I've since gone back to her single titles and I really adore what she's writing now (Northern Lights, Birthright), and I've read some of what I'd skipped, like Midnight Bayou, and it was great. So I decided to get Three Fates, too, hoping I'd been wrong about skipping it, too.

When the Lusitania sank, more than one thousand people died. One passenger, however, survived to become a changed man, giving up his life as a petty thief but keeping a small silver statue that would become a family heirloom to future generations.

Now, nearly a century later, that heirloom, one of a priceless, long-separated set of three, has been snatched away from the Sullivans. And Malachi, Gideon, and Rebecca Sullivan are determined to recover their great-great- grandfather's treasure, reunite the Three Fates, and make their fortune.

The quest will take them from their home in Ireland to Helsinki, Prague, and New York and introduce them to a formidable female professor whose knowledge of Greek mythology will aid them in their quest; to a daring exotic dancer who sees the Fates as her chance at a new life; and to a seductive security expert who knows how to play high- tech cat-and-mouse. And it will pit them in a suspenseful fight against an ambitious woman who will stop at nothing to acquire the Fates.
The romances weren't as compelling as they could have been, and I had some problems with the villain, but all in all, Three Fates was a good, absorbing read. A B.

Like Montana Sky, this was basically a 3-in-1 deal, three couples, all getting equal space and interacting together. I have no problem with this per se, and it makes for a quick, entertaining read, with barely a slow moment.

Still, I did feel that none of the romances were as developed as I know Nora can make them, and while I liked all three couples, I didn't find them equally interesting, so I sometimes wasn't too happy when the focus changed. In particular, I wasn't particularly engaged by the Rebecca / Jack romance, especially because I never got a very clear feeling of who Rebecca was, and Jack felt a little derivative.

Malachi and Tia were sweet, and initially, there was great conflict there. I loved how Tia seemed to have hardened herself against him, but then I thought she lowered every defence a bit too quickly. Their storyline lost a lot of its sense of excitement in the middle section of the book, but did recoup some of it near the end.

Gideon and Cleo were my favourite couple, though I did feel there was a bit in the middle where their romance was somewhat neglected. Still, I loved seeing the adventurous, pragmatic Cleo with the serious-minded Gideon.

Where the book was best was, like with many other books by this author, in showing these six people interacting. They started out with only the three Sullivans trusting each other, but by the end of the book, they'd all become a family together.
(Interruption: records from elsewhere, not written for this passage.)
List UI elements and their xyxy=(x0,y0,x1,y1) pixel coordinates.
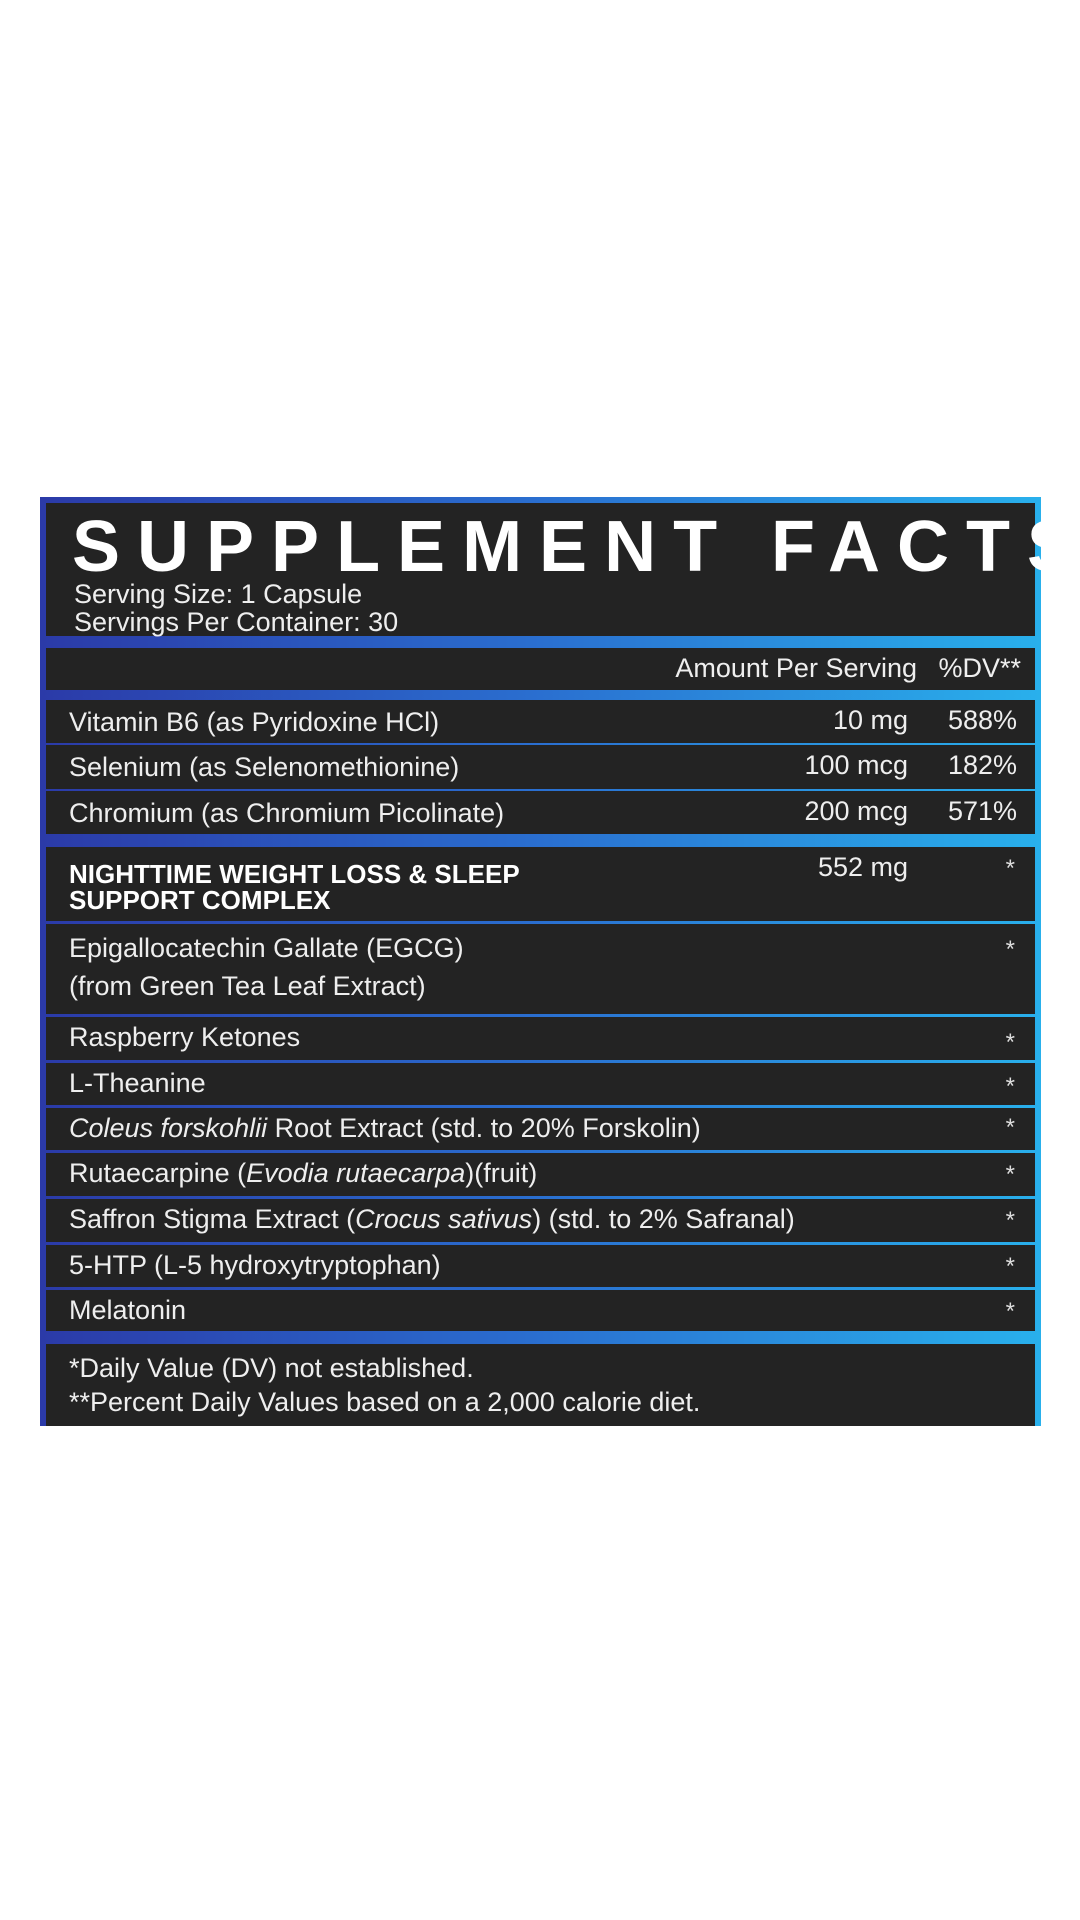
complex-row: NIGHTTIME WEIGHT LOSS & SLEEP SUPPORT CO… xyxy=(46,847,1035,921)
ingredient-detail: )(fruit) xyxy=(465,1158,538,1188)
ingredient-name: Saffron Stigma Extract (Crocus sativus) … xyxy=(69,1203,795,1235)
supplement-facts-panel: SUPPLEMENT FACTS Serving Size: 1 Capsule… xyxy=(40,497,1075,1426)
table-row: Chromium (as Chromium Picolinate) 200 mc… xyxy=(46,791,1035,834)
table-row: Vitamin B6 (as Pyridoxine HCl) 10 mg 588… xyxy=(46,700,1035,743)
ingredient-dv: * xyxy=(1005,1207,1015,1234)
complex-name-line2: SUPPORT COMPLEX xyxy=(69,885,331,915)
table-row: Raspberry Ketones * xyxy=(46,1017,1035,1060)
serving-size: Serving Size: 1 Capsule xyxy=(74,579,363,609)
table-row: Coleus forskohlii Root Extract (std. to … xyxy=(46,1108,1035,1150)
table-row: Saffron Stigma Extract (Crocus sativus) … xyxy=(46,1199,1035,1242)
title-block: SUPPLEMENT FACTS Serving Size: 1 Capsule… xyxy=(46,503,1075,637)
nutrient-dv: 571% xyxy=(947,796,1017,826)
panel-title: SUPPLEMENT FACTS xyxy=(72,507,1080,587)
servings-per-container: Servings Per Container: 30 xyxy=(74,607,399,637)
ingredient-name-line2: (from Green Tea Leaf Extract) xyxy=(69,971,426,1001)
ingredient-name: Melatonin xyxy=(69,1295,187,1325)
amount-header: Amount Per Serving xyxy=(675,653,917,683)
ingredient-prefix: Saffron Stigma Extract ( xyxy=(69,1204,356,1234)
nutrient-name: Chromium (as Chromium Picolinate) xyxy=(69,798,505,828)
ingredient-latin-name: Crocus sativus xyxy=(355,1204,533,1234)
ingredient-name: Coleus forskohlii Root Extract (std. to … xyxy=(69,1112,701,1144)
ingredient-prefix: Rutaecarpine ( xyxy=(69,1158,247,1188)
ingredient-latin-name: Evodia rutaecarpa xyxy=(246,1158,466,1188)
complex-amount: 552 mg xyxy=(817,852,908,882)
ingredient-detail: Root Extract (std. to 20% Forskolin) xyxy=(267,1113,701,1143)
table-row: Melatonin * xyxy=(46,1290,1035,1331)
ingredient-dv: * xyxy=(1005,1298,1015,1325)
nutrient-name: Vitamin B6 (as Pyridoxine HCl) xyxy=(69,707,440,737)
footnote-percent-dv: **Percent Daily Values based on a 2,000 … xyxy=(69,1387,701,1417)
ingredient-name: Epigallocatechin Gallate (EGCG) xyxy=(69,933,464,963)
nutrient-name: Selenium (as Selenomethionine) xyxy=(69,752,460,782)
ingredient-dv: * xyxy=(1005,1161,1015,1188)
footnotes: *Daily Value (DV) not established. **Per… xyxy=(46,1344,1035,1426)
complex-name-line1: NIGHTTIME WEIGHT LOSS & SLEEP xyxy=(69,859,520,889)
ingredient-detail: ) (std. to 2% Safranal) xyxy=(532,1204,795,1234)
table-row: Selenium (as Selenomethionine) 100 mcg 1… xyxy=(46,745,1035,789)
nutrient-amount: 10 mg xyxy=(832,705,908,735)
complex-dv: * xyxy=(1005,855,1015,882)
ingredient-latin-name: Coleus forskohlii xyxy=(69,1113,268,1143)
table-row: Epigallocatechin Gallate (EGCG) (from Gr… xyxy=(46,924,1035,1014)
ingredient-dv: * xyxy=(1005,1253,1015,1280)
nutrient-amount: 100 mcg xyxy=(804,750,908,780)
ingredient-name: 5-HTP (L-5 hydroxytryptophan) xyxy=(69,1250,441,1280)
ingredient-name: Rutaecarpine (Evodia rutaecarpa)(fruit) xyxy=(69,1157,537,1189)
dv-header: %DV** xyxy=(938,653,1021,683)
nutrient-dv: 182% xyxy=(947,750,1017,780)
nutrient-amount: 200 mcg xyxy=(804,796,908,826)
ingredient-name: L-Theanine xyxy=(69,1068,206,1098)
ingredient-name: Raspberry Ketones xyxy=(69,1022,301,1052)
ingredient-dv: * xyxy=(1005,1029,1015,1056)
nutrient-dv: 588% xyxy=(947,705,1017,735)
table-row: L-Theanine * xyxy=(46,1063,1035,1105)
ingredient-dv: * xyxy=(1005,936,1015,963)
table-row: Rutaecarpine (Evodia rutaecarpa)(fruit) … xyxy=(46,1153,1035,1196)
ingredient-dv: * xyxy=(1005,1114,1015,1141)
table-row: 5-HTP (L-5 hydroxytryptophan) * xyxy=(46,1245,1035,1287)
ingredient-dv: * xyxy=(1005,1073,1015,1100)
footnote-dv-not-established: *Daily Value (DV) not established. xyxy=(69,1353,474,1383)
column-header-row: Amount Per Serving %DV** xyxy=(46,648,1035,690)
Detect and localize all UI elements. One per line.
The whole adventure of their search for all three Fates was a lot of fun. I loved the way they plotted and planned and worked to outwit Anita, and it was a great plan. The only thing I wasn't too crazy about was the fact that I just didn't completely buy Anita's motivation. There's really no reason for her to run the risks she did other than she was a sociopath and had become obsessed with getting these statues. I don't know, I guess making the villain do the bad stuff because she's nuts feels like an easy way out to me, easier than making her sane and giving her a believable motivation.

Still, for all my problems with the book, it was one I had a lot of fun with. I think I'll be giving it to my mother next, it's just the type of book she enjoys.